CSCI2951-F: Learning and Sequential Decision Making

Brown University
Fall 2015
Michael L. Littman (, CIT 301)
BURLAP assistance: James MacGlashan (

Time: TTh 2:30-3:50
Place: Brown CIT 368
Semester: Fall 2015

Office hours: By appointment.

Description: Through a combination of classic papers and more recent work, the course explores automated decision making from a computer-science perspective. It examines efficient algorithms, where they exist, for single agent and multiagent planning as well as approaches to learning near-optimal decisions from experience. Topics include Markov decision processes, stochastic and repeated games, partially observable Markov decision processes, and reinforcement learning. Of particular interest will be issues of generalization, exploration, and representation. Students will replicate a result in a published paper in the area. Participants should have taken a machine-learning course and should have had some exposure to reinforcement learning from a previous computer-science class or seminar; check with instructor if not sure.

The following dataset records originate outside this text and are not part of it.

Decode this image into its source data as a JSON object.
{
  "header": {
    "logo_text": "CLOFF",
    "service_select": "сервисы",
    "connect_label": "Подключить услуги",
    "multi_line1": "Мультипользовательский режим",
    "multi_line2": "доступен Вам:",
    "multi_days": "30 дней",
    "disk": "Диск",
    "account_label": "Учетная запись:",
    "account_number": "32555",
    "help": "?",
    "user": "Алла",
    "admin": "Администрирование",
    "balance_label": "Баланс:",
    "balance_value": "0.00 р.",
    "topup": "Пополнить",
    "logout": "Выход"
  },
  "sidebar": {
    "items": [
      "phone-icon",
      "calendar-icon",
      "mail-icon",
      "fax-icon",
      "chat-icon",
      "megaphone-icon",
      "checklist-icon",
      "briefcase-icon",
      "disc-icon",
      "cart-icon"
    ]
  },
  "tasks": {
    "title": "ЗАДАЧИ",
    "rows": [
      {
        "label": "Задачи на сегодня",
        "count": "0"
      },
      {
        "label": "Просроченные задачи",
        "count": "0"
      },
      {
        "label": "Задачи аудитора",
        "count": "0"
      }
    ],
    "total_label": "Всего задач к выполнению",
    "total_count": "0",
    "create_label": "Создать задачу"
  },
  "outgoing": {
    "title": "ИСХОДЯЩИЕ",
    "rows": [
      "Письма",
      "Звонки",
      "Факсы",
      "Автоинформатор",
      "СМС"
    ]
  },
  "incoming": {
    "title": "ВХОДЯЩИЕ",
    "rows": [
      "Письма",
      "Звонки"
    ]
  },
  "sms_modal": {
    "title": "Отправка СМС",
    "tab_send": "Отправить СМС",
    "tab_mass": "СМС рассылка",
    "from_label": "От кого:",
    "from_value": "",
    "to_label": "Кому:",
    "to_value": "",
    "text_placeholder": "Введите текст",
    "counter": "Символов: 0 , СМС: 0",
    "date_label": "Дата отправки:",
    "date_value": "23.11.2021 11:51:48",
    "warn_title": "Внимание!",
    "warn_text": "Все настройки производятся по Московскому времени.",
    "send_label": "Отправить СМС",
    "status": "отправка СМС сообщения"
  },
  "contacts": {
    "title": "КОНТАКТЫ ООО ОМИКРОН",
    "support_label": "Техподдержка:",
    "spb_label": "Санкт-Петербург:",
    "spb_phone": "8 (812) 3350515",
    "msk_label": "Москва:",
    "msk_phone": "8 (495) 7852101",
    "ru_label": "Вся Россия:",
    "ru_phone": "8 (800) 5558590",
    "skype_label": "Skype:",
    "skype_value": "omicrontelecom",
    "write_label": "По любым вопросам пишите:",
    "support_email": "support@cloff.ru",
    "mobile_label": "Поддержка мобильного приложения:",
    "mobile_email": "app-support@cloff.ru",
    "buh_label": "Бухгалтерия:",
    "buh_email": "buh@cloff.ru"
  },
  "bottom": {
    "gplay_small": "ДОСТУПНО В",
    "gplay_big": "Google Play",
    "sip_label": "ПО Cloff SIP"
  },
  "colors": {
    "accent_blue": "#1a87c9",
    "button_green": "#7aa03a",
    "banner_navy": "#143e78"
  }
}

Prerequisites: CSCI 1950F or CSCI 1420 or permission of the instructor.

Online quizzes: There will be one online quiz per class to solidify the concepts.

Result replication presentation: Students will form into small groups of two to four, and select a relevant paper from the literature. They will choose a graph in the paper and create an independent implementation/replication of this result. Students often find that important parameters needed to replicate the result are not stated in the paper and that obtaining the same pattern of results is sometimes not possible. Students will present their work at the end of the semester. Grades are based on the fidelity of the replication (25%), how well they show they understand the original paper (25%), the quality of the presentation itself in terms of clarity and creativity (25%), and their short written report (25%). The grade on this project will represent 50% of the final grade in the class.

BURLAP: We will use BURLAP, the Brown-UMBC Reinforcement Learning and Planning Java library, to learn about the algorithms in the class and for the result replications.

Grading: Final grade is derived from: Online quizzes (50%), result replication presentation (50%).